Clara pediu que a comida fosse deixada na porta e dispensou o serviço de mordomo para aquela refeição. Assim ela e Jack poderiam ficar tranquilos, apenas namorando nos braços um do outro e jantar vestindo seus robes.

- Querido, acabei de ter uma ideia... - disse Clara. - Por que não investigamos nós mesmos o desaparecimento da tal garota? Eu quero dizer, pode ser que ela esteja viva por aí, cuidado de filhos e netos e se a acharmos, desmontaremos completamente o livro desse cara...

- Mas como fazer isso? Já faz muito tempo e se a policia não conseguiu achá-la, por que você acha que conseguiremos?

- Eu sou uma repórter ainda... Sei como pesquisar, podemos começar pela cidade de origem dela, procurar onde foi registrado o desaparecimento, os arquivos de jornais da época, buscar pistas, falar com os policiais que fizeram a investigação...
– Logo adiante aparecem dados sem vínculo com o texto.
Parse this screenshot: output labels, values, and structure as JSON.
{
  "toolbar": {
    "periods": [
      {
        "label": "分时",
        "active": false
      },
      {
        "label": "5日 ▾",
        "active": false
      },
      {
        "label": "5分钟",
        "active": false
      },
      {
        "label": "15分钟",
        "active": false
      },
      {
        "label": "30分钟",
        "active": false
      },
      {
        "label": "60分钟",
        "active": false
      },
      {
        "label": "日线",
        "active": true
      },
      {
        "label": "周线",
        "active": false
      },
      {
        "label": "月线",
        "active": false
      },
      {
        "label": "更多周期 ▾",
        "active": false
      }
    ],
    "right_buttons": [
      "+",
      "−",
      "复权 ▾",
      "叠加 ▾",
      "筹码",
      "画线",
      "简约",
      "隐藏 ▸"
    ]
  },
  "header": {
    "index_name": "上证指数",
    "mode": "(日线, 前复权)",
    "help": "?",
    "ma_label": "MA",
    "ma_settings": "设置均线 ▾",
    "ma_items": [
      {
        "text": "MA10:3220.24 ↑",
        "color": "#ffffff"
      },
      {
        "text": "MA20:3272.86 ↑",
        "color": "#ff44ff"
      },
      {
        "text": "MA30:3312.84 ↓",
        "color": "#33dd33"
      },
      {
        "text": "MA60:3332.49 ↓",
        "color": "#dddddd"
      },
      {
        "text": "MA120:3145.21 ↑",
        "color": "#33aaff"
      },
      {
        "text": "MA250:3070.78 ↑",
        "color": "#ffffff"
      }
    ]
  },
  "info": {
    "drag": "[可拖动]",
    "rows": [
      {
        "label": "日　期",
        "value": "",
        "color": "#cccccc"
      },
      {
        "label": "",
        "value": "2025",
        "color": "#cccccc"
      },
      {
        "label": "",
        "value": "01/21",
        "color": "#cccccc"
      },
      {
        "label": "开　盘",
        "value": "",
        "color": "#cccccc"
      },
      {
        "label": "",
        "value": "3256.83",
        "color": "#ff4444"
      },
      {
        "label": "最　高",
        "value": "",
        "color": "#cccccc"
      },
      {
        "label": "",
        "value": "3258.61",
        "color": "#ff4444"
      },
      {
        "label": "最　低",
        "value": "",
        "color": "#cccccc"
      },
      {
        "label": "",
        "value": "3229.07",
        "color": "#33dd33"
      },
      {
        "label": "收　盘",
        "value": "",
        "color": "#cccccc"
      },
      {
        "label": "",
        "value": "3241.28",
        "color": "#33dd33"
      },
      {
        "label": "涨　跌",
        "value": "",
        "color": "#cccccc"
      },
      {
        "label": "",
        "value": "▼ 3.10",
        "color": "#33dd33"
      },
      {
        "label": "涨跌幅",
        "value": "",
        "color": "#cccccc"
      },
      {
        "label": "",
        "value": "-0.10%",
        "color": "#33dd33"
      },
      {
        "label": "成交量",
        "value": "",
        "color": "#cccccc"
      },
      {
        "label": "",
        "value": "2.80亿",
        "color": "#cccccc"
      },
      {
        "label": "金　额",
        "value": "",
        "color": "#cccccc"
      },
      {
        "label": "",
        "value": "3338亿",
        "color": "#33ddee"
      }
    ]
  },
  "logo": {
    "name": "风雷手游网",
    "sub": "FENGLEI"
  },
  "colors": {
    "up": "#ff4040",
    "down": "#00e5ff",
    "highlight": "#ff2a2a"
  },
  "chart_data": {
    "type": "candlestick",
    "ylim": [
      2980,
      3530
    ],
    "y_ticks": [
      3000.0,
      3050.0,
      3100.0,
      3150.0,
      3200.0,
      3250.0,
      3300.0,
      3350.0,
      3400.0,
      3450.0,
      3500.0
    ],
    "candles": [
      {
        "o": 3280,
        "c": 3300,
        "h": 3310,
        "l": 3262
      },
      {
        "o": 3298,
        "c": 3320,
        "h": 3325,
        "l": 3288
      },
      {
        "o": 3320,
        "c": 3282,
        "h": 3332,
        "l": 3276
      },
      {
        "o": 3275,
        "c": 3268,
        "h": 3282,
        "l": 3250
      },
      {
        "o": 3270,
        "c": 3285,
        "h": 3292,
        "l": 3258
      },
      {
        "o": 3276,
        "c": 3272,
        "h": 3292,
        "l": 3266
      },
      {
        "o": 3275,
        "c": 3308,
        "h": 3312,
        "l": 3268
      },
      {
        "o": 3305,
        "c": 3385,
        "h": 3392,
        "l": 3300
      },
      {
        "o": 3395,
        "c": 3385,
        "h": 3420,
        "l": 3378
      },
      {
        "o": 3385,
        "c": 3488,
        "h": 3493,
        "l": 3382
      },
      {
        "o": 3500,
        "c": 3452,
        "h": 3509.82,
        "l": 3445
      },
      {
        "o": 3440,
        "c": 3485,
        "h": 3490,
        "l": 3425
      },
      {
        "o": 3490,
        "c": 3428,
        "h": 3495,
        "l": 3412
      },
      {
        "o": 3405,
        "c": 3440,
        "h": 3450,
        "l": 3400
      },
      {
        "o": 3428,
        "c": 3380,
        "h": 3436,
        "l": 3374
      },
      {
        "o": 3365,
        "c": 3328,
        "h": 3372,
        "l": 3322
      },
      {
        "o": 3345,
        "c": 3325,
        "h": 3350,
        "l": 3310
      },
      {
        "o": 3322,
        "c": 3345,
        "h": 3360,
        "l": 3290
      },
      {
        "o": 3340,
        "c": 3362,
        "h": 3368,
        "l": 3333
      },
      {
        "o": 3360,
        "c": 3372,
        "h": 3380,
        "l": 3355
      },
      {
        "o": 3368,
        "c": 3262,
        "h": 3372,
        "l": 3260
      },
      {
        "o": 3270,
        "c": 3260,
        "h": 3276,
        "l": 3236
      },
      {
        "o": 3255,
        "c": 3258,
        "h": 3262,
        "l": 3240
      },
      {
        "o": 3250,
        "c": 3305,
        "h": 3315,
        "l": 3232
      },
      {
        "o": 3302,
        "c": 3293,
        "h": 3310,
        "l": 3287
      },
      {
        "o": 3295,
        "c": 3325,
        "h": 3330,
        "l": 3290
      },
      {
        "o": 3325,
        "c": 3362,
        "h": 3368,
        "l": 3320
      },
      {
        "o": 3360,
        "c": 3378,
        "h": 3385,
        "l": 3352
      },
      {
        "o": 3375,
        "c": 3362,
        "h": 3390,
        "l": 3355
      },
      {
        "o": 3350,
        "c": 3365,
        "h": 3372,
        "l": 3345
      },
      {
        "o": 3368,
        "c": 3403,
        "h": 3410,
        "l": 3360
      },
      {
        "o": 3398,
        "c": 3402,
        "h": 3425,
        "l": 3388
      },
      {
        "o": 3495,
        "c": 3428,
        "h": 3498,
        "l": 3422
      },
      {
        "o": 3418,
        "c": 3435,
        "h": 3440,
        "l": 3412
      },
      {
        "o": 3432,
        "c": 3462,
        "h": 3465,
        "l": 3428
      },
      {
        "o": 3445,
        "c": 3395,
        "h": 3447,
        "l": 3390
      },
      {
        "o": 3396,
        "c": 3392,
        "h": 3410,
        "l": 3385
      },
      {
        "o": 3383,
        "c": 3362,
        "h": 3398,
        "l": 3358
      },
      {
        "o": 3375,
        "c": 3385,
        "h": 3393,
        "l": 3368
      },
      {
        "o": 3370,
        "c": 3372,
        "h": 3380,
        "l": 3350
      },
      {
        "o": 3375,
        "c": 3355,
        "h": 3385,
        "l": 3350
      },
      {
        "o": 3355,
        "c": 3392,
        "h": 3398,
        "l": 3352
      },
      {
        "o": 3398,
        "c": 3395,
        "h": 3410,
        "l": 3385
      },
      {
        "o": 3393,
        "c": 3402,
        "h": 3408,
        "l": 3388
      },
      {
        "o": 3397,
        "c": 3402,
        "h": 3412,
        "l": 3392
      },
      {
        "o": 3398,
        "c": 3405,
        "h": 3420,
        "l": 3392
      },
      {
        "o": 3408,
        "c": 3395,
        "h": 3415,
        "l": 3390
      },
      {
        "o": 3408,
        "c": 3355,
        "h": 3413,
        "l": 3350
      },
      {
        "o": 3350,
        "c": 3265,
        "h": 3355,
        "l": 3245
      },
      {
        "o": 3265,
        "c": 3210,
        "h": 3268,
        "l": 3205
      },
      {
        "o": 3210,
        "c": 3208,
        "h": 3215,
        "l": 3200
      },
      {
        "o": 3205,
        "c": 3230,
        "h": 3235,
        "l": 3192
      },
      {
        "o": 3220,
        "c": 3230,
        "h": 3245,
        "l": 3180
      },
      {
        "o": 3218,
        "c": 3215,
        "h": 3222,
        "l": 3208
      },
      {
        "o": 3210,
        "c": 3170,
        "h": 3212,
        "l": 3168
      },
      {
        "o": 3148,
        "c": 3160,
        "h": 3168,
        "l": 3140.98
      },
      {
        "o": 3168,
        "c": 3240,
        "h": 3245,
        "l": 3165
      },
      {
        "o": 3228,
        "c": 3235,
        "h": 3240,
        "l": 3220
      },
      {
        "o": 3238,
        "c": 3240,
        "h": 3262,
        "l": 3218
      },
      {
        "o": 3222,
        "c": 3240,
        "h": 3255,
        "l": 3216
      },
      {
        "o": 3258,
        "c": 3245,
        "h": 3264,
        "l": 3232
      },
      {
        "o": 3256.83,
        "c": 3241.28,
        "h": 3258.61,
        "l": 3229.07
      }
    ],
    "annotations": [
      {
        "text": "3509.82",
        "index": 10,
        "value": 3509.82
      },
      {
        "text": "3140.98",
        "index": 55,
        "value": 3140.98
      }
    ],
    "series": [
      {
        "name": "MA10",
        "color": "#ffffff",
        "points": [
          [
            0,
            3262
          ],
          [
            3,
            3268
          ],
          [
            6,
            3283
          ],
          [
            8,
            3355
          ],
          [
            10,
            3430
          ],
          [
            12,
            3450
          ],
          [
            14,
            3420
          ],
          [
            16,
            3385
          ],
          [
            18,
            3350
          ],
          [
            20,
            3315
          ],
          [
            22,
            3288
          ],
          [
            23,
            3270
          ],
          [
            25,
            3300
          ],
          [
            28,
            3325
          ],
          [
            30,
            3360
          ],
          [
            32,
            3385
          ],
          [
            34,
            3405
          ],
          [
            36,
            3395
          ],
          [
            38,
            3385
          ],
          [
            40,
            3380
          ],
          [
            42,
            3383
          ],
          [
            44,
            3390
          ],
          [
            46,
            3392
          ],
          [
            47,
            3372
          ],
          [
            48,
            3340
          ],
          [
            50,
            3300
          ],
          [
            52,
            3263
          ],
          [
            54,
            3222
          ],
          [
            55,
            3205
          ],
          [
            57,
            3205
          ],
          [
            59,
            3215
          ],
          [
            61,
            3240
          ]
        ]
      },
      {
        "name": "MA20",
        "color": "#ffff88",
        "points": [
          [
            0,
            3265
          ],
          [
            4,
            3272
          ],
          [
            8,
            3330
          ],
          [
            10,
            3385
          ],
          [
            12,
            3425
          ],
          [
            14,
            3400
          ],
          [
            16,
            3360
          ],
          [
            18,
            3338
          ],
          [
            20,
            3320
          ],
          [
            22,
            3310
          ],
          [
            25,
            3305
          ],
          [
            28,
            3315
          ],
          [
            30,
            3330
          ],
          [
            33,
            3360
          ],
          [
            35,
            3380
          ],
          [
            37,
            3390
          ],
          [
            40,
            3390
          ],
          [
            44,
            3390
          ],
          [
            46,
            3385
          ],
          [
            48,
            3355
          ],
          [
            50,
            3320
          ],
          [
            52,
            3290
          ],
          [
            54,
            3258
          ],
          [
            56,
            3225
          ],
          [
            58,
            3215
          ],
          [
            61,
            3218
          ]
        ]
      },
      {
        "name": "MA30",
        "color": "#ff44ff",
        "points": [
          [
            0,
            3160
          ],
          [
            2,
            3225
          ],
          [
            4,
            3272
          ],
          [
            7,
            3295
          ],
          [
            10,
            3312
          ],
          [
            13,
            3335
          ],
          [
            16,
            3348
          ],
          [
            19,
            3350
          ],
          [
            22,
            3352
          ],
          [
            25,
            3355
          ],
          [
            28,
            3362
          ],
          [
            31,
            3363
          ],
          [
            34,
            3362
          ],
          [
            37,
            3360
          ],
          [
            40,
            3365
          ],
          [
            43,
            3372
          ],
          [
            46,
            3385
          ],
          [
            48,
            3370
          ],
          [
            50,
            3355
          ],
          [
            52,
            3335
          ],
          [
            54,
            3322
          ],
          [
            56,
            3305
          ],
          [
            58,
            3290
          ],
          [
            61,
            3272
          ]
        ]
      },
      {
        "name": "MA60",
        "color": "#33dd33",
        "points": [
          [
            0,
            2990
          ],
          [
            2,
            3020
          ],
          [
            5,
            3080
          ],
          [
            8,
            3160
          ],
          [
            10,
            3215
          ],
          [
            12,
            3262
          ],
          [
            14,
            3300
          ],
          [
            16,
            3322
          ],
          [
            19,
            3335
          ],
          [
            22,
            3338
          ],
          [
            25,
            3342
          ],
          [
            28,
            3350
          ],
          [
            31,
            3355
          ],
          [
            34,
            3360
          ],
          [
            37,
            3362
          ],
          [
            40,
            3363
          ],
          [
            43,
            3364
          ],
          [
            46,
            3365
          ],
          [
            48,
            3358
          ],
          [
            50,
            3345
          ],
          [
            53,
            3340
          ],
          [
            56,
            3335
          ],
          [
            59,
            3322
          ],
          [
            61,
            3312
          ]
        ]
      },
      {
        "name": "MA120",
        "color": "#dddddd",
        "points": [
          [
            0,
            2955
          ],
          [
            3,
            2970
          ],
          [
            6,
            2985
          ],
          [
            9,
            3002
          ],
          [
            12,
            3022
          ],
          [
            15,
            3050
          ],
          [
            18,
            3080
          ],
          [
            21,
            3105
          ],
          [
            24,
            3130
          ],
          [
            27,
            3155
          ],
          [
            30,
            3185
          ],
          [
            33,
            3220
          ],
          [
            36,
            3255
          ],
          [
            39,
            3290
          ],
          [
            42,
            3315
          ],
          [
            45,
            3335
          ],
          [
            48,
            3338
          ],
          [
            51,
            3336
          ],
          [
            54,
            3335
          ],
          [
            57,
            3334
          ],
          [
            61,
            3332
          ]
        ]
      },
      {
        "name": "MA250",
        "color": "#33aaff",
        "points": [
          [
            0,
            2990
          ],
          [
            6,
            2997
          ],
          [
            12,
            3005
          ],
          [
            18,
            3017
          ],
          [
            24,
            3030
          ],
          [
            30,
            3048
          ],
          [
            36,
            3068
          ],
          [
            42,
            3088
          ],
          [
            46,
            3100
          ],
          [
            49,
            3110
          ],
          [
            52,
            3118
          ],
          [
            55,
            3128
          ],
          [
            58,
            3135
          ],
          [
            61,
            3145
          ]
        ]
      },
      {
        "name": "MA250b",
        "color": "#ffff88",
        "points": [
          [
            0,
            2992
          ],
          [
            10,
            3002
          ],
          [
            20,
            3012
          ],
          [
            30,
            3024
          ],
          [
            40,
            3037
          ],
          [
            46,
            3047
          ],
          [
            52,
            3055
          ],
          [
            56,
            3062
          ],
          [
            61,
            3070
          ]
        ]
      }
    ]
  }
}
- Bom, se me lembro direito, ela era de Santa Barbara. Mas você acha que seria capaz de achá-la? Meu medo é a imprensa saber que você está pesquisando e resolver fazer mais sensacionalismo em cima disso.

- Podemos contratar um detetive particular... ou melhor, o Michael pode contratar... que tal?

- Genial! Assim não nos expomos e se essa mulher for achada, fazemos o maior barulho...

- E terminamos esta história para sempre. Tem mais uma coisa que precisamos terminar... o nosso livro. Estou preocupada porque o tempo está passando, logo vamos para a estrada e nem terminei o terceiro capítulo ainda.

- Claro, amor... Mas você não trouxe o notebook, como você vai escrever?

- Não vou, posso ao menos adiantar algumas entrevistas e colocar no texto quando chegarmos em Londres...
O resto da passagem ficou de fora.